Według nowego raportu bakterie „jedzące mięso” żyjące w oceanie mogą rozprzestrzeniać się na wcześniej niezmienione wody na plaży dzięki zmianom klimatu.
Autorzy raportu opisali pięć przypadków ciężkich infekcji bakteryjnych zjadających mięso u ludzi, którzy byli narażeni na wodę lub owoce morza z zatoki Delaware, która znajduje się między Delaware a New Jersey. Takie infekcje były w przeszłości rzadkie w Zatoce Delaware, jak to nazywały bakterie odpowiedzialne za chorobę Vibrio vulnificus, preferuje cieplejsze wody, takie jak te w Zatoce Meksykańskiej.
Ale wraz ze wzrostem temperatur oceanów z powodu zmian klimatu, V. vulnificus autorzy stwierdzili, że mogą przenosić się dalej na północ, powodując infekcje na obszarach wcześniej niedostępnych.
„Uważamy, że klinicyści powinni zdawać sobie z tego sprawę V. vulnificus infekcje występują częściej poza tradycyjnymi obszarami geograficznymi ”, autorzy z Cooper University Hospital w Camden, New Jersey, napisali w swoim raporcie, opublikowanym dzisiaj (17 czerwca) w czasopiśmie Annals of Internal Medicine.
V. vulnificus mieszka w wodach oceanu o temperaturze powyżej 55 stopni Fahrenheita (13 stopni Celsjusza).
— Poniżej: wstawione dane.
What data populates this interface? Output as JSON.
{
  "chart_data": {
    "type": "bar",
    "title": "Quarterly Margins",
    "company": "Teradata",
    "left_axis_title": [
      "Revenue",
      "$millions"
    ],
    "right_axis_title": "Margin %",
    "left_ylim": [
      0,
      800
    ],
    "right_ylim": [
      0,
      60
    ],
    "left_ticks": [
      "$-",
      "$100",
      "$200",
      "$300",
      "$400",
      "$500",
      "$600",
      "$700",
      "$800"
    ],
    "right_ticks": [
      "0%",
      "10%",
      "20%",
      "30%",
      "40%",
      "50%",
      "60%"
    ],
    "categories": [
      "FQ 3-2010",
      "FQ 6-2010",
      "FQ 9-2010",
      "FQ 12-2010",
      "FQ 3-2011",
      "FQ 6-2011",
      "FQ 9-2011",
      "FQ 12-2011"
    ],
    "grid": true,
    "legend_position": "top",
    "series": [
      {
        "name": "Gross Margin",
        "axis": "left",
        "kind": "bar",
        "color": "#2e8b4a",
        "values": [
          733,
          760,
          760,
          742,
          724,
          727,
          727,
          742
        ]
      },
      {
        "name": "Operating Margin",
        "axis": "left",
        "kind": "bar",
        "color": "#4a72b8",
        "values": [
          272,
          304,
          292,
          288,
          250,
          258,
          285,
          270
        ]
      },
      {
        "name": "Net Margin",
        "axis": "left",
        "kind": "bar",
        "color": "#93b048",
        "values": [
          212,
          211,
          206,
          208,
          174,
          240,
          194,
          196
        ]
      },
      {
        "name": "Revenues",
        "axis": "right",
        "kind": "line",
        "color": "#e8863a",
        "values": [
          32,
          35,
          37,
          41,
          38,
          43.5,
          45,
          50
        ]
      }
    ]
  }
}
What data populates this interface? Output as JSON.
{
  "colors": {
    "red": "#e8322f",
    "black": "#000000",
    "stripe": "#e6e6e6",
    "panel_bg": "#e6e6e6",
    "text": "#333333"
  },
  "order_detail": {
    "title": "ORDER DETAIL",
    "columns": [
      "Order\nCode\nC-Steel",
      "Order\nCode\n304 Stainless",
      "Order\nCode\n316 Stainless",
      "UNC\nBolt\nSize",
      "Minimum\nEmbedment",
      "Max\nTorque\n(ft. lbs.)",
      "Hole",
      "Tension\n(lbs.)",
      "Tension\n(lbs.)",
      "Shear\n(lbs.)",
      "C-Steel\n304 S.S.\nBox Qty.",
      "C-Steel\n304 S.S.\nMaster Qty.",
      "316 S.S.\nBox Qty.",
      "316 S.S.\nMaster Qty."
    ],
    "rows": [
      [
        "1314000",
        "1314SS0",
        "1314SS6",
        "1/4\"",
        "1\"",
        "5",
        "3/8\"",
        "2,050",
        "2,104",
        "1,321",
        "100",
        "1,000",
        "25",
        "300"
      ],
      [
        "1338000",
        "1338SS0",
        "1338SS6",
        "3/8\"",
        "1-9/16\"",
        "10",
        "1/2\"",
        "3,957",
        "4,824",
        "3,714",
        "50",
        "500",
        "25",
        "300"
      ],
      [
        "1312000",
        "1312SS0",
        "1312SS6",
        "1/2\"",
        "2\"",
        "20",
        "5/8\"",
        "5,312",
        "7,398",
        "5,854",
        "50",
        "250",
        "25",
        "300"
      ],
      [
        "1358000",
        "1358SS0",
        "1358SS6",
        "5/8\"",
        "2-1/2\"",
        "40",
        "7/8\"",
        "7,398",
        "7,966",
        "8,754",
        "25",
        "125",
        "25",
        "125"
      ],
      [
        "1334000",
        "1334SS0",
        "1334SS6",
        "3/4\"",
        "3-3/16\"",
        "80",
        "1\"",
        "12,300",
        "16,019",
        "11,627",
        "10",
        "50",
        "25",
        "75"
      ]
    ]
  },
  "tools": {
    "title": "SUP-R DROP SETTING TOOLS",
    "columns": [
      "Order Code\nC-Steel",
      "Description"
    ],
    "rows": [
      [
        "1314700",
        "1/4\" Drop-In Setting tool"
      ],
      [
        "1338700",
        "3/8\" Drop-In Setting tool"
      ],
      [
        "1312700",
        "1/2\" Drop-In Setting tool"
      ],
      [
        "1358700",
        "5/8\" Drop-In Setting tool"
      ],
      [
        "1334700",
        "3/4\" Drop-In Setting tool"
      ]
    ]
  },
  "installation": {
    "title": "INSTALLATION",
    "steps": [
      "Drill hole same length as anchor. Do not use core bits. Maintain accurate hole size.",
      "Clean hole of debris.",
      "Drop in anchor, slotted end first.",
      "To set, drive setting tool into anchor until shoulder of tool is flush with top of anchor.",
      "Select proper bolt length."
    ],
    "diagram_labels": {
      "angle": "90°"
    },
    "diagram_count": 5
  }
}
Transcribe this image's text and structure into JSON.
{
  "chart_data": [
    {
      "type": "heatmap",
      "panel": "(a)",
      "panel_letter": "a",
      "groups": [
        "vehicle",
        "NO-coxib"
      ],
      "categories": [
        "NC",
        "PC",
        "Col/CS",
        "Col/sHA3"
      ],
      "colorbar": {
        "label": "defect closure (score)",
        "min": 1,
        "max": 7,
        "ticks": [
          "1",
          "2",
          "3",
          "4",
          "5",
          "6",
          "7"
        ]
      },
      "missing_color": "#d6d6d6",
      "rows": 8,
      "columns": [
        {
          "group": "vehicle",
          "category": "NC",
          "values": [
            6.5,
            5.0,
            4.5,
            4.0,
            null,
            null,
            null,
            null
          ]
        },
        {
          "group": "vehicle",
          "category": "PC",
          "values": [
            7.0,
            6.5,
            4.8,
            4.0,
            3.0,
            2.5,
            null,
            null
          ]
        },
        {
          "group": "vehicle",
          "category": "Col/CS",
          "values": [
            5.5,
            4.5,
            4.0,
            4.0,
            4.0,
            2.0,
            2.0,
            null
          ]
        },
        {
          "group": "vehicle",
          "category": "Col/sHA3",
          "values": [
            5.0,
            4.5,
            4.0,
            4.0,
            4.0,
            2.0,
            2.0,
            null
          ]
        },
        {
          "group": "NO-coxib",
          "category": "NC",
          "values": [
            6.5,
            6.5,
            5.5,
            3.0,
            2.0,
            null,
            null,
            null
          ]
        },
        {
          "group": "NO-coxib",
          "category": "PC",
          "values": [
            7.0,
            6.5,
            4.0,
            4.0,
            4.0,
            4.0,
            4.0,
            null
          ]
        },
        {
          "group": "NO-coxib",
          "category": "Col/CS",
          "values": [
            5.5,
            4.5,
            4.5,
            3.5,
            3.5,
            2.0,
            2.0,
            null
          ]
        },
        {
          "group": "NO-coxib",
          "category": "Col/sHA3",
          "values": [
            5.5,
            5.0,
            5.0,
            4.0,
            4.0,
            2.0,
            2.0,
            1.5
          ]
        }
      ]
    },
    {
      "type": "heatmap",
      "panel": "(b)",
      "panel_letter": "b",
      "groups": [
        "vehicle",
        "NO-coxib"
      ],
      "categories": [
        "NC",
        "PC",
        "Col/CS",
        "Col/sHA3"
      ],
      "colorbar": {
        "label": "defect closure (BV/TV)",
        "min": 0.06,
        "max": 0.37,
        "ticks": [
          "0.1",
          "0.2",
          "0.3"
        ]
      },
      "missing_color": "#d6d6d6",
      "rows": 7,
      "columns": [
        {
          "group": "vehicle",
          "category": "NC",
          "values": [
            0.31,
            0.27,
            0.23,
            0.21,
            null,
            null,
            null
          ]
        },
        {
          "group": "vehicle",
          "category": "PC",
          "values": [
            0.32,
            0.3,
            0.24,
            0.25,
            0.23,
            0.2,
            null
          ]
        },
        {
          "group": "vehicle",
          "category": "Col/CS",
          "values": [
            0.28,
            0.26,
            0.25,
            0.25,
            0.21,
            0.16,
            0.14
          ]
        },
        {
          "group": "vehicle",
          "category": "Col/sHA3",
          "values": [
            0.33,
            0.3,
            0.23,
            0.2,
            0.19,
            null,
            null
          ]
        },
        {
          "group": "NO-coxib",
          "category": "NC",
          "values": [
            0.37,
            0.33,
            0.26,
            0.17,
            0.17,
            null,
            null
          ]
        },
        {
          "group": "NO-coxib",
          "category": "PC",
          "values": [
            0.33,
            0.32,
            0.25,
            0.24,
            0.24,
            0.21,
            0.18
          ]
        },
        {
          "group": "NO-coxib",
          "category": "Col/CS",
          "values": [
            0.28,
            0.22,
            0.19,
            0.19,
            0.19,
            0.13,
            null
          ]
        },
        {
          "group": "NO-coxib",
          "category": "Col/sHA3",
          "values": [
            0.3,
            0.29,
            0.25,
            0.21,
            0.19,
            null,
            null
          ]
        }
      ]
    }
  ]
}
Ludzie mogą zarazić się bakteriami na dwa sposoby: jeśli spożywają skażone owoce morza lub mają otwartą ranę, która ma bezpośredni kontakt z wodą morską zawierającą bakterie. Chociaż większość ludzi jest zarażona V. vulnificus wystąpią jedynie łagodne objawy, u niektórych osób zagrażają życiu infekcje skóry lub krwi. V. vulnificus może powodować martwicze zapalenie powięzi, rzadką infekcję „zjadającą mięso”, która szybko niszczy skórę i tkankę mięśniową. Może to doprowadzić do amputacji, a nawet śmierci.
Autorzy zauważyli, że w latach 2008-2016 w ich szpitalu odnotowano tylko jeden przypadek V. vulnificus zakażenie. Ale latem 2017 i 2018 liczba ta wzrosła do pięciu przypadków.
Wszyscy ci pacjenci albo chodzili kraba w Zatoce Delaware, albo spożywali owoce morza z tego obszaru, a u wszystkich pacjentów rozwinęło się martwicze zapalenie powięzi. Jeden pacjent zmarł.
W jednym przypadku 46-letni mężczyzna doznał niewielkiego urazu nogi podczas chwytania. Dwa dni później wystąpił postępujący ból, obrzęk i pęcherze na zranionej nodze, co okazało się infekcją spowodowaną V. vulnificus. Potrzebował operacji doraźnej, aby usunąć martwą tkankę z nogi i potrzebował przeszczepów skóry, aby naprawić duże rany.
W innym przypadku 64-letni mężczyzna rozwinął silny obrzęk i wypełnione płynem pęcherze na prawej ręce po oczyszczeniu i zjedzeniu krabów. Pomimo operacji w trybie nagłym wystąpił u niego nieprawidłowy rytm pracy serca i wkrótce zmarł.
U 60-letniego mężczyzny, który krabował i zjadł kilkanaście krabów z Zatoki Delaware, rozwijał się postępujący obrzęk prawej nogi. Wymagał operacji w celu zmniejszenia nacisku na nogę. Ale jego stan pogorszył się i rozprzestrzenił na inne kończyny; lekarze ostatecznie musieli amputować wszystkie cztery kończyny, chociaż mężczyzna przeżył.
Martwicze zakażenia powięzi za pomocą V. vulnificus zwykle nie występują u osób ze zdrowym układem odpornościowym, zgodnie z Centrum Kontroli i Zapobiegania Chorobom (CDC). Ludzie są narażeni na zwiększone ryzyko V. vulnificus infekcje, jeśli mają przewlekłą chorobę wątroby lub inne stany, które osłabiają ich układ odpornościowy. Z pięciu przypadków opisanych w nowym raporcie trzy osoby miały zapalenie wątroby typu B lub C, a jedna cierpiała na cukrzycę.
Aby zapobiec infekcji V. vulnificusCDC zaleca, aby osoby z otwartymi ranami unikały kontaktu z solą lub słonawą wodą lub pokrywały rany wodoodpornym bandażem. CDC powiedział, że aby zmniejszyć ryzyko zarażenia się chorobą, zaleca się, aby ludzie unikali jedzenia surowych lub niedogotowanych skorupiaków.